Q. Western media outlets have shown a keen focus on the war, with daily front pages dedicated to it. How have you found this compared to attention given to other humanitarian crises around the world?

A. With every war or massive invasion, you get a huge boost in attention at the very beginning. Now, this has been going on for eight years, and eight years back the attention was around it was huge. Then it sort of petered out until there were troop movements on the border. So I think that's, unfortunately, the natural cycle of international media. This is very huge now. We'll find something else happening in the world at some point, unless it keeps escalating.

There is something to be said for the idea that a lot of European media are giving Ukraine more attention than they gave to Ethiopia, for example, to the crisis in Tigray. On the one hand, you can understand why. First of all, you have one UN member invading another UN member, which is a different type of conflict than internal civil war. But for Europeans, it's also next door. And it's understandable that you would have the media more interested in a horrific crisis next door, than a horrific crisis farther away. That's normal to an extent. 

But Western media generally have on occasion just slipped to some really blatant racism. It's the idea that, “Now, this conflict is important, and these people dying are important, because they look like us.” And obviously the attitude that looks at things that way is just extremely troubling, but also revealing to how a lot of the world has been covering a lot of events for a long time. There has been an inherent racist bend to international reporting in terms of the things that get covered. And it goes completely against what our organisation tries to do. We have a universalist approach to humanity.
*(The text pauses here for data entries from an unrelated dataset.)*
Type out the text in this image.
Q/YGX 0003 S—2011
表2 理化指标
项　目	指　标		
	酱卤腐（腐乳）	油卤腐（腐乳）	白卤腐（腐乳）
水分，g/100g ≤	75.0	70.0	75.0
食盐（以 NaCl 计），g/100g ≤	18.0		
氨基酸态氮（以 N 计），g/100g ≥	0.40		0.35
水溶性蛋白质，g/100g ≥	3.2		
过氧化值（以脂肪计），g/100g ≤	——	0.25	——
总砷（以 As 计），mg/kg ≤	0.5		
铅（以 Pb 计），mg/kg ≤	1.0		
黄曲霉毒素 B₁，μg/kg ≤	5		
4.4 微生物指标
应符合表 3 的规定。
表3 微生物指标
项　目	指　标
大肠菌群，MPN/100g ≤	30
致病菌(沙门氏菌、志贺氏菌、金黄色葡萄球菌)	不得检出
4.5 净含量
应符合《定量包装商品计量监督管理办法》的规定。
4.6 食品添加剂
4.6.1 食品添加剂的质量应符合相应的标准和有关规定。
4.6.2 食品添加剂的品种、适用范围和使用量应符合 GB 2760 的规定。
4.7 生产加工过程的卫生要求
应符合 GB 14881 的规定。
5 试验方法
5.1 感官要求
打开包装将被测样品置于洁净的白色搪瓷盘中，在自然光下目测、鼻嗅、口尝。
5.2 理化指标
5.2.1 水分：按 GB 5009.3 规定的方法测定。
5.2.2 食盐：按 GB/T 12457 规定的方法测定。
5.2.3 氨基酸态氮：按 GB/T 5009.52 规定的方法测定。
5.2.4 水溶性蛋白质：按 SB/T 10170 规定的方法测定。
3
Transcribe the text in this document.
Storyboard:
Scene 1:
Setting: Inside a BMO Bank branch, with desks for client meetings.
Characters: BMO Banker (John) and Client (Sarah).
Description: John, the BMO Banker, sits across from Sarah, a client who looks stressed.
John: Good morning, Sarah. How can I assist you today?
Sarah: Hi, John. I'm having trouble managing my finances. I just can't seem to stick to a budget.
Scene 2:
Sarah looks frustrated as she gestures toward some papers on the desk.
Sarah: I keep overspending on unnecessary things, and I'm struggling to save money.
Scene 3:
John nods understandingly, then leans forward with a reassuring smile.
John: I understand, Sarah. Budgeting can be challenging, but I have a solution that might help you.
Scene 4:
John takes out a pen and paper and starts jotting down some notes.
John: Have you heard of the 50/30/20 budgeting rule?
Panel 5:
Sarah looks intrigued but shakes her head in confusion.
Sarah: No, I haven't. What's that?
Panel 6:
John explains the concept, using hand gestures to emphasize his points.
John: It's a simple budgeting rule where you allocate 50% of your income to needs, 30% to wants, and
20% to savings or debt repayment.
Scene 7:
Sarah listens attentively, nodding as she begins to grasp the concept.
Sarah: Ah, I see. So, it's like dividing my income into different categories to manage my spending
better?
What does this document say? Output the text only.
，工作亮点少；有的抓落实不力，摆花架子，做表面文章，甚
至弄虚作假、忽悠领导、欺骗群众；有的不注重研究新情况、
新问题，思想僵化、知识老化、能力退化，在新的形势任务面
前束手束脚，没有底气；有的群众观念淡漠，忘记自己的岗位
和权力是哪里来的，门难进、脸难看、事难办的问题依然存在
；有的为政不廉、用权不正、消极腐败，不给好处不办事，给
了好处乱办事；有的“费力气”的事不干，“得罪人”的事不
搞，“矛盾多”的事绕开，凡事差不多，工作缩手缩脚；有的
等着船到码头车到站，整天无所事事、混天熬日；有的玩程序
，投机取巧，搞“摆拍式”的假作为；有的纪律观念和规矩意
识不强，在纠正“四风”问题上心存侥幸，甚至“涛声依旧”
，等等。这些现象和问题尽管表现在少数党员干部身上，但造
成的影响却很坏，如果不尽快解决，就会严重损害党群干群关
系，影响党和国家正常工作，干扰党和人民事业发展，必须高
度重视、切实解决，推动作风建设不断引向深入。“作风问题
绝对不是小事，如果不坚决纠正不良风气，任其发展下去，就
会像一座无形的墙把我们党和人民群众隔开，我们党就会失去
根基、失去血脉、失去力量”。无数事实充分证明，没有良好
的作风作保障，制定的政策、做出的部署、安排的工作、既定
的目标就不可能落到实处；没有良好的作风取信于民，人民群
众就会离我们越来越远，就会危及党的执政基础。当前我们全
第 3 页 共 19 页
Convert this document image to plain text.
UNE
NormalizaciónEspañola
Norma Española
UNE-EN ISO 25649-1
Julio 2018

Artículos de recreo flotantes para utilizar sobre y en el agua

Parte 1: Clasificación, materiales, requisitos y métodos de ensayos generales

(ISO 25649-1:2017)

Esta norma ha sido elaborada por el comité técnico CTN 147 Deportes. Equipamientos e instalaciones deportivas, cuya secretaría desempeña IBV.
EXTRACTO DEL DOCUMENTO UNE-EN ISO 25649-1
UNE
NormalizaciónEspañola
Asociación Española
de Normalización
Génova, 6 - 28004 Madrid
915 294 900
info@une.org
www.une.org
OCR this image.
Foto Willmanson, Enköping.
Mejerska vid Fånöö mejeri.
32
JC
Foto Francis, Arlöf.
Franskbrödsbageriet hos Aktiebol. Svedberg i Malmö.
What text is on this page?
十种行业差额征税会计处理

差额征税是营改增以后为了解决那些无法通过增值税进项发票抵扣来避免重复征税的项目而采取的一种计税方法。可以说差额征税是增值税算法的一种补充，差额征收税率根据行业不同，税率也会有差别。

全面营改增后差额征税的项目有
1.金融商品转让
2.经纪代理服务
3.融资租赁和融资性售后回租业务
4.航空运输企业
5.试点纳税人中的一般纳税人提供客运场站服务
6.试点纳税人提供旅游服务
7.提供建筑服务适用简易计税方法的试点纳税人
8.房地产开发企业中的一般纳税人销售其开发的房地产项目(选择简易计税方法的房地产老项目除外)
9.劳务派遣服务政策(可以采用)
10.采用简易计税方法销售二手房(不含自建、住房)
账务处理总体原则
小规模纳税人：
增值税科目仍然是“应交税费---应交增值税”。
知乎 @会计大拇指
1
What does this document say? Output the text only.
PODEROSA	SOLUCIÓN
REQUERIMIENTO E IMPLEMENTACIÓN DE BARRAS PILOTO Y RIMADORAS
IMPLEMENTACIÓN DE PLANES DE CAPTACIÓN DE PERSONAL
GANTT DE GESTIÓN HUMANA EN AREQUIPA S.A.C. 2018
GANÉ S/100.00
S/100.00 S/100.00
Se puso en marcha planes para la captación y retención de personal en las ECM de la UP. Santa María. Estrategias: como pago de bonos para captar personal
Q. How can journalists ensure they keep up their coverage of other ongoing humanitarian issues such as the pandemic?

A. We are losing media interest in the pandemic for a number of reasons. First of all, you had the Omicron wave slowing down, you had the lifting of a lot of restrictions in places. And you had the idea that oh, well, vaccinations are going relatively fine here. This is the product of a deeply anti-universalist or just absolutely racist approach to policy and to reporting, because three billion people still haven't had one shot yet.

And why haven't they had one shot yet? Because of the vaccine shortage that's caused by the European Union, and Britain and Switzerland, literally blocking wider vaccine production at the World Trade Organisation, an absolutely enormous story, the absolute biggest scandal of recent years. And yet, the coverage of it is pretty minimal. But you know, the media doesn't care so much about them because they're in Africa, or other places that Western media has traditionally not cared too much about.